After decades of focusing on recycling, many Americans take pride in the progress that they’ve made. They’ve managed to transform a society that once routinely disposed of almost every used item by throwing it into landfills that were as unhealthy for the environment as they were unattractive to the eye. Somehow, without the benefit of a gargantuan federally-led equivalent to the Manhattan Project, Americans managed to turn those habits around and ended up making dramatic improvements in their recycling efforts.

 

And yet, despite all the progress, the numbers remain stubbornly disappointing. Take, for example, one of the first main recycling efforts in the nation: can and bottle recycling. Many states implemented deposit laws to encourage recycling and eliminate waste, requiring consumers to pay a per-bottle or can deposit fee that is only recovered when those cans are redeemed for recycling. It has been decades since those laws began to levy those fees, and yet sixty percent of those containers still never get recycled.

 

Clothing and other fabric products have fared no better. Many millions of pounds of otherwise recyclable fabric get tossed into garbage bins and landfills every single year.

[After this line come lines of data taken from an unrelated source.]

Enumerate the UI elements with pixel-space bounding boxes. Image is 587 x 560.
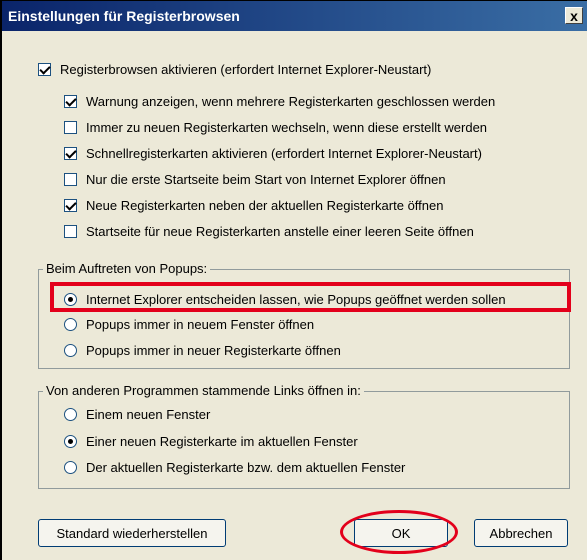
popup-new-window-radio[interactable]: Popups immer in neuem Fenster öffnen — [64, 314, 314, 334]
links-current-tab-radio[interactable]: Der aktuellen Registerkarte bzw. dem akt… — [64, 457, 405, 477]
highlight-annotation — [50, 282, 571, 312]
checkbox-icon — [38, 62, 51, 76]
radio-icon — [64, 317, 77, 331]
radio-icon — [64, 343, 77, 357]
radio-label: Popups immer in neuer Registerkarte öffn… — [86, 342, 341, 358]
checkbox-label: Registerbrowsen aktivieren (erfordert In… — [60, 61, 432, 77]
title-bar[interactable]: Einstellungen für Registerbrowsen x — [2, 1, 587, 31]
checkbox-icon — [64, 224, 77, 238]
checkbox-icon — [64, 94, 77, 108]
warn-close-multiple-tabs-checkbox[interactable]: Warnung anzeigen, wenn mehrere Registerk… — [64, 91, 495, 111]
dialog-title: Einstellungen für Registerbrowsen — [8, 8, 240, 24]
close-icon: x — [570, 8, 578, 24]
tabbed-browsing-settings-dialog: Einstellungen für Registerbrowsen x Regi… — [0, 0, 587, 560]
checkbox-icon — [64, 120, 77, 134]
open-tabs-next-to-current-checkbox[interactable]: Neue Registerkarten neben der aktuellen … — [64, 195, 443, 215]
cancel-button[interactable]: Abbrechen — [474, 519, 568, 547]
external-links-group-title: Von anderen Programmen stammende Links ö… — [43, 383, 364, 399]
radio-icon — [64, 460, 77, 474]
open-first-home-page-only-checkbox[interactable]: Nur die erste Startseite beim Start von … — [64, 169, 446, 189]
radio-icon — [64, 407, 77, 421]
links-new-window-radio[interactable]: Einem neuen Fenster — [64, 404, 210, 424]
home-page-for-new-tabs-checkbox[interactable]: Startseite für neue Registerkarten anste… — [64, 221, 474, 241]
button-label: Standard wiederherstellen — [56, 525, 208, 541]
radio-icon — [64, 434, 77, 448]
checkbox-icon — [64, 172, 77, 186]
switch-to-new-tabs-checkbox[interactable]: Immer zu neuen Registerkarten wechseln, … — [64, 117, 487, 137]
button-label: Abbrechen — [489, 525, 553, 541]
checkbox-label: Warnung anzeigen, wenn mehrere Registerk… — [86, 93, 496, 109]
checkbox-label: Schnellregisterkarten aktivieren (erford… — [86, 145, 482, 161]
tabbed-browsing-enable-checkbox[interactable]: Registerbrowsen aktivieren (erfordert In… — [38, 59, 431, 79]
radio-label: Einer neuen Registerkarte im aktuellen F… — [86, 433, 358, 449]
links-new-tab-radio[interactable]: Einer neuen Registerkarte im aktuellen F… — [64, 431, 358, 451]
checkbox-label: Startseite für neue Registerkarten anste… — [86, 223, 474, 239]
checkbox-label: Neue Registerkarten neben der aktuellen … — [86, 197, 444, 213]
popup-new-tab-radio[interactable]: Popups immer in neuer Registerkarte öffn… — [64, 340, 341, 360]
restore-defaults-button[interactable]: Standard wiederherstellen — [38, 519, 226, 547]
close-button[interactable]: x — [565, 7, 583, 24]
popups-group-title: Beim Auftreten von Popups: — [43, 261, 211, 277]
quick-tabs-checkbox[interactable]: Schnellregisterkarten aktivieren (erford… — [64, 143, 482, 163]
checkbox-icon — [64, 198, 77, 212]
checkbox-icon — [64, 146, 77, 160]
checkbox-label: Immer zu neuen Registerkarten wechseln, … — [86, 119, 488, 135]
radio-label: Popups immer in neuem Fenster öffnen — [86, 316, 315, 332]
ok-circle-annotation — [340, 510, 458, 554]
radio-label: Der aktuellen Registerkarte bzw. dem akt… — [86, 459, 406, 475]
checkbox-label: Nur die erste Startseite beim Start von … — [86, 171, 446, 187]
radio-label: Einem neuen Fenster — [86, 406, 211, 422]
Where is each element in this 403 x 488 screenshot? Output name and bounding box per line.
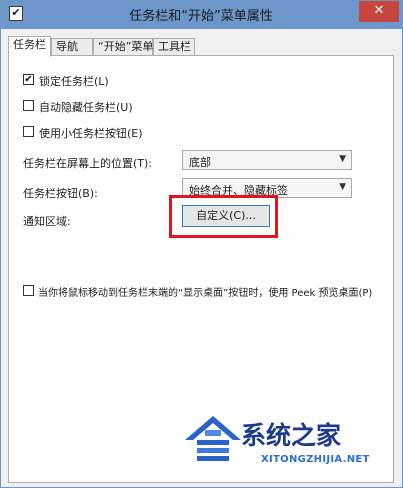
position-select[interactable]: 底部 ▼ bbox=[182, 150, 352, 170]
properties-window: ✔ 任务栏和“开始”菜单属性 ✕ 任务栏 导航 “开始”菜单 工具栏 ✔ 锁定任… bbox=[0, 0, 403, 488]
auto-hide-label: 自动隐藏任务栏(U) bbox=[39, 101, 133, 114]
peek-label: 当你将鼠标移动到任务栏末端的“显示桌面”按钮时，使用 Peek 预览桌面(P) bbox=[38, 288, 373, 299]
window-title: 任务栏和“开始”菜单属性 bbox=[129, 9, 273, 24]
small-buttons-label: 使用小任务栏按钮(E) bbox=[39, 127, 143, 140]
title-bar[interactable]: ✔ 任务栏和“开始”菜单属性 ✕ bbox=[1, 1, 402, 29]
chevron-down-icon: ▼ bbox=[339, 182, 346, 192]
tab-start-menu[interactable]: “开始”菜单 bbox=[93, 38, 153, 55]
watermark-url: XITONGZHIJIA.NET bbox=[261, 454, 370, 465]
highlight-box bbox=[169, 195, 278, 238]
lock-taskbar-checkbox[interactable]: ✔ bbox=[23, 74, 34, 85]
lock-taskbar-label: 锁定任务栏(L) bbox=[39, 75, 109, 88]
position-label: 任务栏在屏幕上的位置(T): bbox=[23, 157, 153, 170]
house-logo-icon bbox=[185, 416, 241, 461]
tab-navigation[interactable]: 导航 bbox=[51, 38, 93, 55]
small-buttons-checkbox[interactable] bbox=[23, 126, 34, 137]
chevron-down-icon: ▼ bbox=[339, 154, 346, 164]
peek-checkbox[interactable] bbox=[23, 285, 34, 296]
tab-taskbar[interactable]: 任务栏 bbox=[8, 36, 51, 57]
watermark-text: 系统之家 bbox=[241, 421, 342, 450]
taskbar-buttons-label: 任务栏按钮(B): bbox=[23, 187, 98, 200]
checkbox-app-icon: ✔ bbox=[9, 6, 23, 21]
notification-area-label: 通知区域: bbox=[23, 215, 71, 228]
position-select-value: 底部 bbox=[189, 156, 211, 169]
auto-hide-checkbox[interactable] bbox=[23, 100, 34, 111]
tab-toolbars[interactable]: 工具栏 bbox=[153, 38, 195, 55]
close-button[interactable]: ✕ bbox=[359, 1, 399, 22]
watermark: 系统之家 XITONGZHIJIA.NET bbox=[181, 406, 396, 484]
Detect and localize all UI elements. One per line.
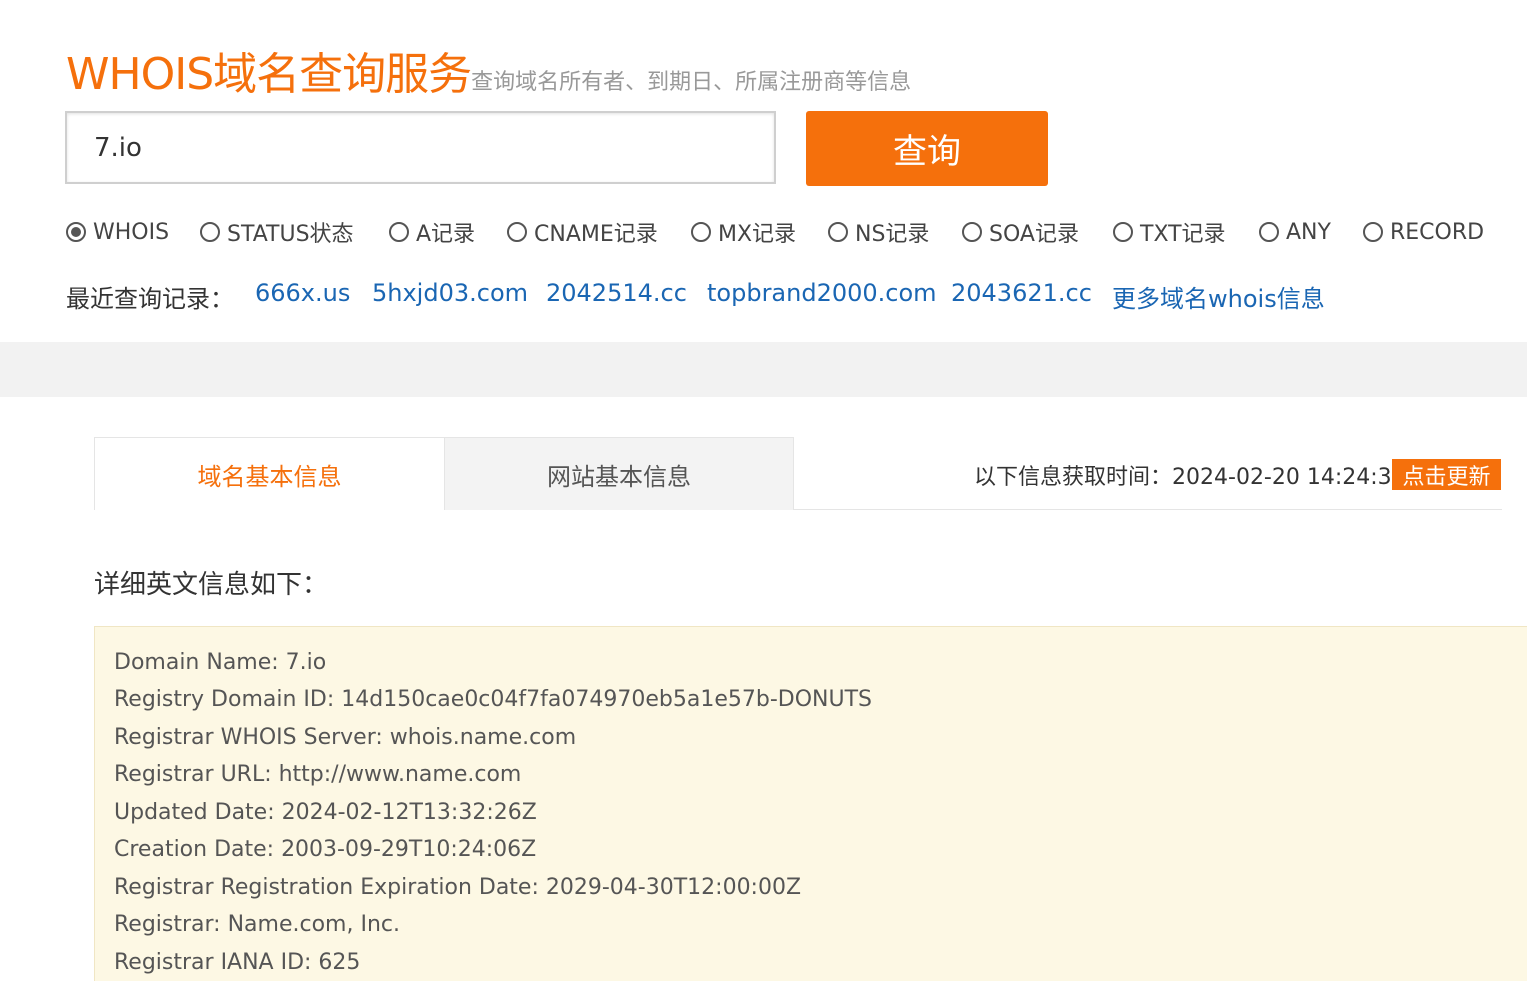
whois-line: Domain Name: 7.io bbox=[114, 650, 327, 675]
more-whois-link[interactable]: 更多域名whois信息 bbox=[1112, 279, 1325, 314]
whois-line: Registry Domain ID: 14d150cae0c04f7fa074… bbox=[114, 687, 872, 712]
radio-record[interactable]: RECORD bbox=[1363, 216, 1484, 248]
tab-domain-info[interactable]: 域名基本信息 bbox=[94, 437, 444, 510]
whois-line: Registrar Registration Expiration Date: … bbox=[114, 875, 802, 900]
record-type-options: WHOIS STATUS状态 A记录 CNAME记录 MX记录 NS记录 SOA… bbox=[66, 216, 1521, 248]
radio-unchecked-icon bbox=[1113, 222, 1133, 242]
fetch-time-value: 2024-02-20 14:24:31 bbox=[1172, 465, 1406, 490]
recent-query-link[interactable]: topbrand2000.com bbox=[707, 279, 937, 307]
radio-label: SOA记录 bbox=[989, 222, 1079, 247]
radio-label: STATUS状态 bbox=[227, 222, 354, 247]
radio-any[interactable]: ANY bbox=[1259, 216, 1331, 248]
fetch-time-info: 以下信息获取时间：2024-02-20 14:24:31 bbox=[974, 459, 1406, 491]
whois-line: Creation Date: 2003-09-29T10:24:06Z bbox=[114, 837, 537, 862]
radio-unchecked-icon bbox=[1363, 222, 1383, 242]
radio-unchecked-icon bbox=[200, 222, 220, 242]
radio-unchecked-icon bbox=[962, 222, 982, 242]
fetch-time-label: 以下信息获取时间： bbox=[974, 465, 1173, 490]
whois-line: Registrar WHOIS Server: whois.name.com bbox=[114, 725, 577, 750]
page-header: WHOIS域名查询服务查询域名所有者、到期日、所属注册商等信息 bbox=[66, 38, 911, 102]
radio-unchecked-icon bbox=[691, 222, 711, 242]
radio-mx-record[interactable]: MX记录 bbox=[691, 216, 796, 248]
tab-site-info[interactable]: 网站基本信息 bbox=[444, 437, 794, 510]
radio-label: RECORD bbox=[1390, 219, 1485, 245]
detail-heading: 详细英文信息如下： bbox=[94, 570, 329, 600]
radio-label: CNAME记录 bbox=[534, 222, 658, 247]
radio-ns-record[interactable]: NS记录 bbox=[828, 216, 929, 248]
radio-unchecked-icon bbox=[828, 222, 848, 242]
radio-label: NS记录 bbox=[855, 222, 930, 247]
radio-label: MX记录 bbox=[718, 222, 797, 247]
whois-raw-panel: Domain Name: 7.io Registry Domain ID: 14… bbox=[94, 626, 1527, 981]
whois-line: Updated Date: 2024-02-12T13:32:26Z bbox=[114, 800, 537, 825]
radio-label: WHOIS bbox=[93, 219, 170, 245]
radio-checked-icon bbox=[66, 222, 86, 242]
whois-line: Registrar URL: http://www.name.com bbox=[114, 762, 522, 787]
query-button[interactable]: 查询 bbox=[806, 111, 1048, 186]
radio-unchecked-icon bbox=[507, 222, 527, 242]
radio-unchecked-icon bbox=[1259, 222, 1279, 242]
refresh-button[interactable]: 点击更新 bbox=[1392, 459, 1501, 490]
recent-queries: 最近查询记录： 666x.us 5hxjd03.com 2042514.cc t… bbox=[66, 279, 1521, 315]
recent-query-link[interactable]: 2043621.cc bbox=[951, 279, 1092, 307]
radio-cname-record[interactable]: CNAME记录 bbox=[507, 216, 658, 248]
radio-label: TXT记录 bbox=[1140, 222, 1226, 247]
whois-line: Registrar: Name.com, Inc. bbox=[114, 912, 400, 937]
radio-a-record[interactable]: A记录 bbox=[389, 216, 475, 248]
radio-status[interactable]: STATUS状态 bbox=[200, 216, 354, 248]
recent-query-link[interactable]: 2042514.cc bbox=[546, 279, 687, 307]
radio-txt-record[interactable]: TXT记录 bbox=[1113, 216, 1226, 248]
recent-query-link[interactable]: 5hxjd03.com bbox=[372, 279, 528, 307]
page-subtitle: 查询域名所有者、到期日、所属注册商等信息 bbox=[471, 70, 912, 95]
recent-queries-label: 最近查询记录： bbox=[66, 285, 234, 313]
radio-whois[interactable]: WHOIS bbox=[66, 216, 169, 248]
whois-line: Registrar IANA ID: 625 bbox=[114, 950, 361, 975]
page-title: WHOIS域名查询服务 bbox=[66, 49, 472, 100]
radio-soa-record[interactable]: SOA记录 bbox=[962, 216, 1079, 248]
recent-query-link[interactable]: 666x.us bbox=[255, 279, 350, 307]
tab-underline bbox=[794, 509, 1502, 510]
section-divider-band bbox=[0, 342, 1527, 397]
radio-label: ANY bbox=[1286, 219, 1331, 245]
radio-label: A记录 bbox=[416, 222, 476, 247]
radio-unchecked-icon bbox=[389, 222, 409, 242]
domain-search-input[interactable] bbox=[65, 111, 776, 184]
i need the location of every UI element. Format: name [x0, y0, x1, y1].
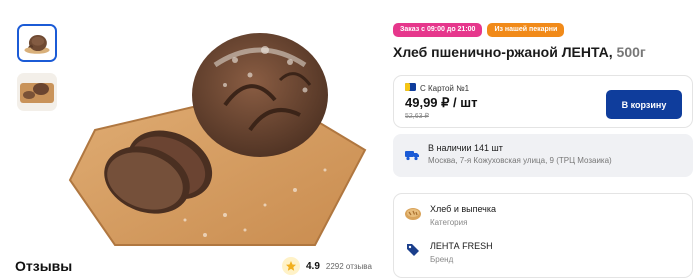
product-info-card: Хлеб и выпечка Категория ЛЕНТА FRESH Бре… — [393, 193, 693, 278]
price-value: 49,99 ₽ — [405, 95, 450, 110]
category-row[interactable]: Хлеб и выпечка Категория — [404, 204, 496, 227]
loyalty-card-text: С Картой №1 — [420, 83, 470, 93]
old-price: 52,63 ₽ — [405, 113, 429, 120]
category-label: Категория — [430, 218, 468, 227]
category-value: Хлеб и выпечка — [430, 204, 497, 214]
brand-value: ЛЕНТА FRESH — [430, 241, 493, 251]
delivery-truck-icon — [405, 148, 419, 166]
price-unit: / шт — [453, 95, 478, 110]
reviews-title: Отзывы — [15, 258, 73, 274]
star-icon — [282, 257, 300, 275]
stock-status: В наличии 141 шт — [428, 143, 503, 153]
price-card: С Картой №1 49,99 ₽ / шт 52,63 ₽ В корзи… — [393, 75, 693, 128]
rating-score: 4.9 — [306, 260, 320, 272]
loyalty-card-label: С Картой №1 — [405, 83, 469, 93]
thumbnail-2[interactable] — [17, 73, 57, 111]
thumbnail-bread-board-image — [17, 73, 57, 111]
add-to-cart-button[interactable]: В корзину — [606, 90, 682, 119]
rating-summary[interactable]: 4.9 2292 отзыва — [282, 257, 372, 275]
brand-row[interactable]: ЛЕНТА FRESH Бренд — [404, 241, 493, 264]
badge-own-bakery: Из нашей пекарни — [487, 23, 565, 37]
product-main-image — [68, 33, 367, 246]
thumbnail-bread-image — [19, 26, 55, 60]
product-title: Хлеб пшенично-ржаной ЛЕНТА, 500г — [393, 44, 646, 60]
reviews-count[interactable]: 2292 отзыва — [326, 262, 372, 271]
badge-order-time: Заказ с 09:00 до 21:00 — [393, 23, 483, 37]
product-weight: 500г — [616, 44, 646, 60]
availability-card[interactable]: В наличии 141 шт Москва, 7-я Кожуховская… — [393, 134, 693, 177]
bread-icon — [404, 204, 422, 222]
brand-label: Бренд — [430, 255, 454, 264]
current-price: 49,99 ₽ / шт — [405, 95, 477, 111]
thumbnail-1[interactable] — [17, 24, 57, 62]
store-address: Москва, 7-я Кожуховская улица, 9 (ТРЦ Мо… — [428, 156, 612, 165]
badges: Заказ с 09:00 до 21:00 Из нашей пекарни — [393, 23, 565, 37]
loyalty-card-icon — [405, 83, 416, 93]
product-name: Хлеб пшенично-ржаной ЛЕНТА, — [393, 44, 613, 60]
product-page: Отзывы 4.9 2292 отзыва Заказ с 09:00 до … — [0, 0, 700, 280]
tag-icon — [404, 241, 422, 259]
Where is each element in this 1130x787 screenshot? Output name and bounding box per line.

Sadly, most of that fabric ends up being contaminated by other refuse, leaving it unrecoverable by recyclers, and thus unusable. Many are clothes that could have been worn by the poor both at home and abroad, or dismantled and processed for reuse as rags, drapes, or even other clothing items.

 

Recycling experts who have studied the slow pace of current growth in recycling efforts have pointed to one weakness in the system: the lack of adequate infrastructure to make recycling as easy as possible for the average American. For while there are garbage bins readily available on street corners and other locations in most towns and cities, recycling containers are much less prevalent.

 

Part of that has to do with the expense associated with establishing infrastructure at the city level. Most municipalities lack the resources to adequately fund those types of projects on their own, and there are few localities containing companies that can do it for them. So consumers are left without access to the type of infrastructure they need to truly make the contribution needed to further advance recycling progress.

 

The solution to that infrastructure problem may be at hand, though. Nearly a dozen companies, including the retail giant Wal-Mart, have banded together in a cooperative effort known as the Closed Loop Fund. The Fund is designed to provide investments in various municipal locations that can help those cities develop the infrastructure that government and the citizens need to increase recycling efforts. Once those investments are repaid, the cities can then continue to benefit from the revenue that infrastructure can provide.

 

Even the proponents of the Closed Loop Fund acknowledge that theirs is not the only way to address the infrastructure problem. However, it is an important idea whose time has definitely come, and as such it can provide an invaluable service to cash-strapped cities that need access to capital so that they can enhance their recycling efforts.